The county budgeted $1.1 million this year to cover the cost of housing inmates elsewhere. Chaney said that figure doesn’t include the cost of overtime and expenses associated with moving the inmates.The committee’s recommendation will be presented soon to Kootenai County commissioners, who will decide whether to put the measure on November’s ballot for the second time.
Commissioner Katie Brodie said Wednesday she doesn’t want to say what she thinks of the proposal until it comes before the commission. Commissioner Rick Currie said he hadn’t seen the committee report but heard about the proposed $55 million figure.
“It’s a lot of money, and I guess we need to decide what we feel voters of Kootenai County will accept,” he said. “I’ve got some research to do.”
Commissioner Gus Johnson didn’t return calls seeking comment Wednesday.
If the measure does go before voters again, the campaign would have to do a better job explaining the proposal, Brodie said. She doesn’t think voters understood that half of the local-option sales tax would go to property tax relief.
That sentiment was echoed in a report the committee discussed Wednesday. Robinson Research of Spokane surveyed 600 Kootenai County voters. Many said they thought the measure failed because “property taxes are too high already,” apparently unaware the jail expansion would have been funded through a local sales tax increase, not a property tax increase.
The report said the survey revealed “significant misperceptions” about how the expansion would be funded. The report also said Kootenai County voters are “extraordinarily hostile about taxes.”
“The biggest concern people have is with their property taxes,” said Linda Davis, co-chairwoman of the committee. “This happens to be the measure that gives them an infrastructure piece they need for safety and also gives property tax relief at the same time.”
Jail measure opponent Tom Macy, an Independent candidate for county commissioner in the November general election, said he didn’t think the chances were good that voters would approve the measure on the second try.

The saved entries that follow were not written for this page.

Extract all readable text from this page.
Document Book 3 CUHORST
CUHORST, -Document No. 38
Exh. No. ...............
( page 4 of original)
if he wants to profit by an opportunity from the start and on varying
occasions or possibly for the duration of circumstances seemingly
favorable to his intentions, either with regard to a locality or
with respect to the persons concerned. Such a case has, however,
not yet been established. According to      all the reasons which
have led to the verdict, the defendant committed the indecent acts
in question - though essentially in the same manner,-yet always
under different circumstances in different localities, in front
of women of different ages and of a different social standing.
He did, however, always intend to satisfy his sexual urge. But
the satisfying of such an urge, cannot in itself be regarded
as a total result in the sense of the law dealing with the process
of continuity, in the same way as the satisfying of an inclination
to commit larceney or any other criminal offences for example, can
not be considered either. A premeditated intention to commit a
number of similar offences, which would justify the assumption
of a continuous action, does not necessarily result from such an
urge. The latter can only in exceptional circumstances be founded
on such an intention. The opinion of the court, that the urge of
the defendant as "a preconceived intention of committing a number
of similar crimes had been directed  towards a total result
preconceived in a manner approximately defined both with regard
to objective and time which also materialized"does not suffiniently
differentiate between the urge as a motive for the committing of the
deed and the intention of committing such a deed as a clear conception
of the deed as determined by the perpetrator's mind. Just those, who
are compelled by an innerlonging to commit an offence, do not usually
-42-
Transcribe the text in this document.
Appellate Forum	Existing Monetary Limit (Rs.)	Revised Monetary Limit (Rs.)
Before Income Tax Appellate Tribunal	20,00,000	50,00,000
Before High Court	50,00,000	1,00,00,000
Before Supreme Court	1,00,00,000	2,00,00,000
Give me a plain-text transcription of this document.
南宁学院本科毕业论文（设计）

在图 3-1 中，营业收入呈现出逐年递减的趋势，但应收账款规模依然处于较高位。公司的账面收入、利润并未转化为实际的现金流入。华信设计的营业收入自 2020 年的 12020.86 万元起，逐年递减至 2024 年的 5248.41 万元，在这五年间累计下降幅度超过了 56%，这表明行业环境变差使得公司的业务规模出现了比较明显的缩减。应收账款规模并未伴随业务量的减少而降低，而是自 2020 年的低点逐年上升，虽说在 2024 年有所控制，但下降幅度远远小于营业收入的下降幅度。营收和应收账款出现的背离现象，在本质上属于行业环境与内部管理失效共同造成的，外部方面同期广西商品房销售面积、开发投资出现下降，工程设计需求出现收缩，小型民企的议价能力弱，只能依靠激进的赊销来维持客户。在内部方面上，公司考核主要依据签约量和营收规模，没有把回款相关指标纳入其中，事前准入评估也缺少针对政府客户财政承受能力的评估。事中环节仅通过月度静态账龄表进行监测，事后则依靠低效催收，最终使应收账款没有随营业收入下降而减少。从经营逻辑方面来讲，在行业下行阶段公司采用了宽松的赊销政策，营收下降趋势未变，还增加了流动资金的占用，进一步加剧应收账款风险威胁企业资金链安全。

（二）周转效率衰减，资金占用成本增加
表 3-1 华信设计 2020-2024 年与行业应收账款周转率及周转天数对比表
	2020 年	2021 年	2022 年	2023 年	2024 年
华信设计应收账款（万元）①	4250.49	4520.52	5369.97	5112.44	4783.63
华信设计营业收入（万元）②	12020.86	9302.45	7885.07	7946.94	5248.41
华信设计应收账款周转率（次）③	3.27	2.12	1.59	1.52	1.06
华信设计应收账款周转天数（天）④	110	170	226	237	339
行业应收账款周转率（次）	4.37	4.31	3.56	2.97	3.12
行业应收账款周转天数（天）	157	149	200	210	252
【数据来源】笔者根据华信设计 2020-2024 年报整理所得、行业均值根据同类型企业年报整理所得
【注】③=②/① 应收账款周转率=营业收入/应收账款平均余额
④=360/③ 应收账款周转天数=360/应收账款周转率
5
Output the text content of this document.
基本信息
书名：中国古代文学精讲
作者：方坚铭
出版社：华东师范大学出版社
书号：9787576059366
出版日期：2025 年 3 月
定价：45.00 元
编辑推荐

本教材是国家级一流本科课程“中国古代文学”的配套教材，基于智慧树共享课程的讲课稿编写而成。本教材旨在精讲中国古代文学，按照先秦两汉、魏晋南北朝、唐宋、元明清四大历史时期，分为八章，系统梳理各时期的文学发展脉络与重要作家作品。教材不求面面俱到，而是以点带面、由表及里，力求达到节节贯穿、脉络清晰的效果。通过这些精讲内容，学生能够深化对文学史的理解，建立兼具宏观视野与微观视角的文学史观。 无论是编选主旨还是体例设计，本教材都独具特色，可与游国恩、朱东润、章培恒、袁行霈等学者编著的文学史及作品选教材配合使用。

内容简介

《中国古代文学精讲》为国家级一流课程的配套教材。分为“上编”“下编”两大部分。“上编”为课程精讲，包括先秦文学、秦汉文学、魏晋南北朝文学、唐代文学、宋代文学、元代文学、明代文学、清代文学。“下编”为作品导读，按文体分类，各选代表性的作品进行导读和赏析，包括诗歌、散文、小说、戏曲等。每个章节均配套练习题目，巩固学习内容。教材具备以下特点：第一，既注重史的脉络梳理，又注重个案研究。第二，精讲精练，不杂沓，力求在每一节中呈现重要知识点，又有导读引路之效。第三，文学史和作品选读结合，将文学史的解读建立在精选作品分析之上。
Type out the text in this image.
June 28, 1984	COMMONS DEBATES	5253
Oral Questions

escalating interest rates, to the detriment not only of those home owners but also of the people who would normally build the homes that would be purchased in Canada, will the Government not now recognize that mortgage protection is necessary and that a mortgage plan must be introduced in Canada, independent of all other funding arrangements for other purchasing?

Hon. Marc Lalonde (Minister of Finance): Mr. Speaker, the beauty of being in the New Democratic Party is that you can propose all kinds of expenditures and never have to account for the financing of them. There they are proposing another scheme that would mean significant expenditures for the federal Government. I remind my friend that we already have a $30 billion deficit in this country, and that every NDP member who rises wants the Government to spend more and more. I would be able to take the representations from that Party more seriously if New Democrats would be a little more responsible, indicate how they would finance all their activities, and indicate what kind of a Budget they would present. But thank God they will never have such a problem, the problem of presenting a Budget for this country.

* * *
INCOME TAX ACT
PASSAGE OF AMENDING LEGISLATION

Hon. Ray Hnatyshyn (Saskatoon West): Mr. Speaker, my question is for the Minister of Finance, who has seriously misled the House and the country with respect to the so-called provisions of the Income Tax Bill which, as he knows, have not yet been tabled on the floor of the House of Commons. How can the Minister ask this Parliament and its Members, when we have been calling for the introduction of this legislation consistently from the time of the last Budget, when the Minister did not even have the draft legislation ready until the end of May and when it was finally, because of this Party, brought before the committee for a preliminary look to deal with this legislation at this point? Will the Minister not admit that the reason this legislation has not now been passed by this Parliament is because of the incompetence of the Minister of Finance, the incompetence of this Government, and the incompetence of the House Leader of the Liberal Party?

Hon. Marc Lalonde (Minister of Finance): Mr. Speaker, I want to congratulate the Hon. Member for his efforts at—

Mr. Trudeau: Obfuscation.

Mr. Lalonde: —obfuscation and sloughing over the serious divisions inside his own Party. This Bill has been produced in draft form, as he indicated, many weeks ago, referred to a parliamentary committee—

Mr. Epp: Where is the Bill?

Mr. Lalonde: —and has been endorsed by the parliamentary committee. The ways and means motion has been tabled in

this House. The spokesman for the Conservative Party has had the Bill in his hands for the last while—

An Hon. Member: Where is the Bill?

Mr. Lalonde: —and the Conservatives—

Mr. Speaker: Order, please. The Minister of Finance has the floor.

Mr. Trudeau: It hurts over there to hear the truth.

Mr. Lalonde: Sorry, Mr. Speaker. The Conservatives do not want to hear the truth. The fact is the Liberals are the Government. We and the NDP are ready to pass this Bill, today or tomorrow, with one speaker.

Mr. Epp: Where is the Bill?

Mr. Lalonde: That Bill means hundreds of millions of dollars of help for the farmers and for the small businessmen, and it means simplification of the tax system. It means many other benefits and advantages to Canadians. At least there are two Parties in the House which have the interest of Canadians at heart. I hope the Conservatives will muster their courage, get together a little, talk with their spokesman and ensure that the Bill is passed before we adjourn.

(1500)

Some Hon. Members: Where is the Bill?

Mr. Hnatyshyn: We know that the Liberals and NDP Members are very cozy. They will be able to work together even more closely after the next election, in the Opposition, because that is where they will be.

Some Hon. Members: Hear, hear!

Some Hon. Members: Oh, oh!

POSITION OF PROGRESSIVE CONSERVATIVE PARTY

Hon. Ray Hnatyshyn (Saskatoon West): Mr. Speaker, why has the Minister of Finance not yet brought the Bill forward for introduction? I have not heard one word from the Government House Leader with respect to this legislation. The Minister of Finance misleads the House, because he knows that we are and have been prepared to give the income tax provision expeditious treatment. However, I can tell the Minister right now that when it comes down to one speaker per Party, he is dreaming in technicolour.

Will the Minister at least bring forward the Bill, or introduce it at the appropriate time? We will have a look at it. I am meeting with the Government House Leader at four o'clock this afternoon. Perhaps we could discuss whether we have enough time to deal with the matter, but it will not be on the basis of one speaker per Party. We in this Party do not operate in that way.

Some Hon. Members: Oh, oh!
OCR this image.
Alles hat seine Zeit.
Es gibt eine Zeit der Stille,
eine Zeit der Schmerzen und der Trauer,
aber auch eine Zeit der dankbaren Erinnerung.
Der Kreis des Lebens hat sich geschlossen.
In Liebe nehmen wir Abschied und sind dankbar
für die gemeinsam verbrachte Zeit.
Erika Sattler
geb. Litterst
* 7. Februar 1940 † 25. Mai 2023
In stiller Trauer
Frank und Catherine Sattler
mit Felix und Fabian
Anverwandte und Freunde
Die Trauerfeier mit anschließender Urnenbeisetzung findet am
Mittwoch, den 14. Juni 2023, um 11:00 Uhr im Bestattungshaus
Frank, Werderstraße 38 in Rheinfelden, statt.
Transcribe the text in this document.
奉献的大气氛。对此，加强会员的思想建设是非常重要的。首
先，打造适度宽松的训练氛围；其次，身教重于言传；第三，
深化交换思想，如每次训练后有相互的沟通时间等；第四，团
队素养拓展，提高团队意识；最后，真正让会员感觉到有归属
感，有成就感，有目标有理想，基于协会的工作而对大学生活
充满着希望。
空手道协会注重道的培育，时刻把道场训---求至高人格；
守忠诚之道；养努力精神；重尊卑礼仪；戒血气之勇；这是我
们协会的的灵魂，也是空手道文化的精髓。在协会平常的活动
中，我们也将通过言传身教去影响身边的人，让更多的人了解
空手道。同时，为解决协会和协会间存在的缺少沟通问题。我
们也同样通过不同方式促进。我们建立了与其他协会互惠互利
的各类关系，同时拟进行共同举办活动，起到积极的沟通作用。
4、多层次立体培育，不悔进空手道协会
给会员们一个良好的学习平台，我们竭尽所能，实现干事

“I think they’re probably worse than last fall,” Macy said. “People have since gotten their property valuations.”
But Todd Tondee, the Republican nominee squaring off with Macy in November, said he thinks the committee’s proposal reflects the need of the community.
To pass the measure, Tondee said, the commission needs to hold community forums and work harder to educate people on why the jail expansion is needed and how it would be funded.
“I think it’s needed,” he said. “If anybody goes through and tours the jail, they would understand.”